3. Large small, untuk grounded teori
Grounded teori adalah pendekatan kualitatif untuk menghasilkan dan
mengembangkan teori dari data yang dikumpulkan. Teori adalah penjelasan tentang
bagaimana dan mengapa sesuatu beroperasi. Grounded teori adalah penelitian
dengan pendekatan induktif untuk menghasilkan teori atau penjelasan. Salah satu
contoh penelitiannya adalah “suatu analisis faktor-faktor yang menyumbang konflik
orang tua-sekolah dalam pendidikan khusus” oleh Lake dan Billingsley (2000).

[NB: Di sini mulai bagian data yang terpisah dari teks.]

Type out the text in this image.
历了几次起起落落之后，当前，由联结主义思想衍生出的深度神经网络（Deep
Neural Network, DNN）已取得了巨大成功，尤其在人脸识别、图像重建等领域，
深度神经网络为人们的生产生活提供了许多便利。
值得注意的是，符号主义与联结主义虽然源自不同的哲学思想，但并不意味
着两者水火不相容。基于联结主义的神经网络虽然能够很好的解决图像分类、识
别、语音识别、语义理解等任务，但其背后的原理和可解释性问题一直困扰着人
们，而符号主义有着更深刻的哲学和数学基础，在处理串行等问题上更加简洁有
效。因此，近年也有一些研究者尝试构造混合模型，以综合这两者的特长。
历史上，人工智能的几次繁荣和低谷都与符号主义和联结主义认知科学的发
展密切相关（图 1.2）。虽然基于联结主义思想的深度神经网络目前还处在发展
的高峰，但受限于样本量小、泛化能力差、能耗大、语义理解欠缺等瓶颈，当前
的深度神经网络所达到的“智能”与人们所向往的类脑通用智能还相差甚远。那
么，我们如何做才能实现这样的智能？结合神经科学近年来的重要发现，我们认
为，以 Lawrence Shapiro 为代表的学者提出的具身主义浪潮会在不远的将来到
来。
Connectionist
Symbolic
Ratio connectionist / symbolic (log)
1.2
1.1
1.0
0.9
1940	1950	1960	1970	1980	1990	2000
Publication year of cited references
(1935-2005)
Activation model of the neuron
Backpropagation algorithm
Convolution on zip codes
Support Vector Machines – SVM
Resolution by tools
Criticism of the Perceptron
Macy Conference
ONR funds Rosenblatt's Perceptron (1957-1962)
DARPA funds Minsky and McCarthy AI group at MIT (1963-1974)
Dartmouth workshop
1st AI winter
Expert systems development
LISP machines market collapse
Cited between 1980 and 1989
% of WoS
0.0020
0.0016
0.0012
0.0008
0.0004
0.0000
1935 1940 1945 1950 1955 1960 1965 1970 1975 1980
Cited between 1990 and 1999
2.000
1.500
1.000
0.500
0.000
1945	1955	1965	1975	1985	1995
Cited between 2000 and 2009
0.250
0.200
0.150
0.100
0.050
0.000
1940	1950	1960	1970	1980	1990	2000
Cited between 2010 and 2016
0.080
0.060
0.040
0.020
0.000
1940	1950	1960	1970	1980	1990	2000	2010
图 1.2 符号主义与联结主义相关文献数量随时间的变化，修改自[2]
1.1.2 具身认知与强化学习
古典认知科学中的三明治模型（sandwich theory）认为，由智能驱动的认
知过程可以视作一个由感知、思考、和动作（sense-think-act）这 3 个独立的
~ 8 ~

Lake dan Billingsley ingin menjelaskan mengapa konflik terjadi antara orang tua
anak-anak dengan pejabat sekolah dalam prgram pendidikan khusus. Lake dan
Billingsley melakukan wawancara yang mendalam berlangsung rata-rata satu jam
dengan orang tua siswa, kepala sekolah, direktur program pendidikan, dan mediator.
Mereka mengidentifikasi beberapa faktor sebagai penyebab konflik antara orang tua
dan sekolah. Faktor uama adalah perbedaan pandangan tentang kebutuhan anak.
Sedangkan faktor lainnya adalah kurangnya pengetahuan dalam penyelesaian
masalah, ketidak sepakatan dalam pemberian pelayanan, adanya kendala seperti
kurangnya dana untuk memberikan pelyanan, perbedaan dalam menilai anak,
penggunaan kekuatan secara sepihak, komunikasi yang buruk, dan kurangnya
kepercayaan. Selain membahas penyebab konflik, penuls juga membahas
bagaimana mencegah dan mengatasi konflik. Untuk memperkuat penjelasan
mereka, peneliti perlu mengembangkan teori mereka leih lanju dan mengujinya
dengan data empiris baru yang akan meghasilkan pendekatan penelitian campuran.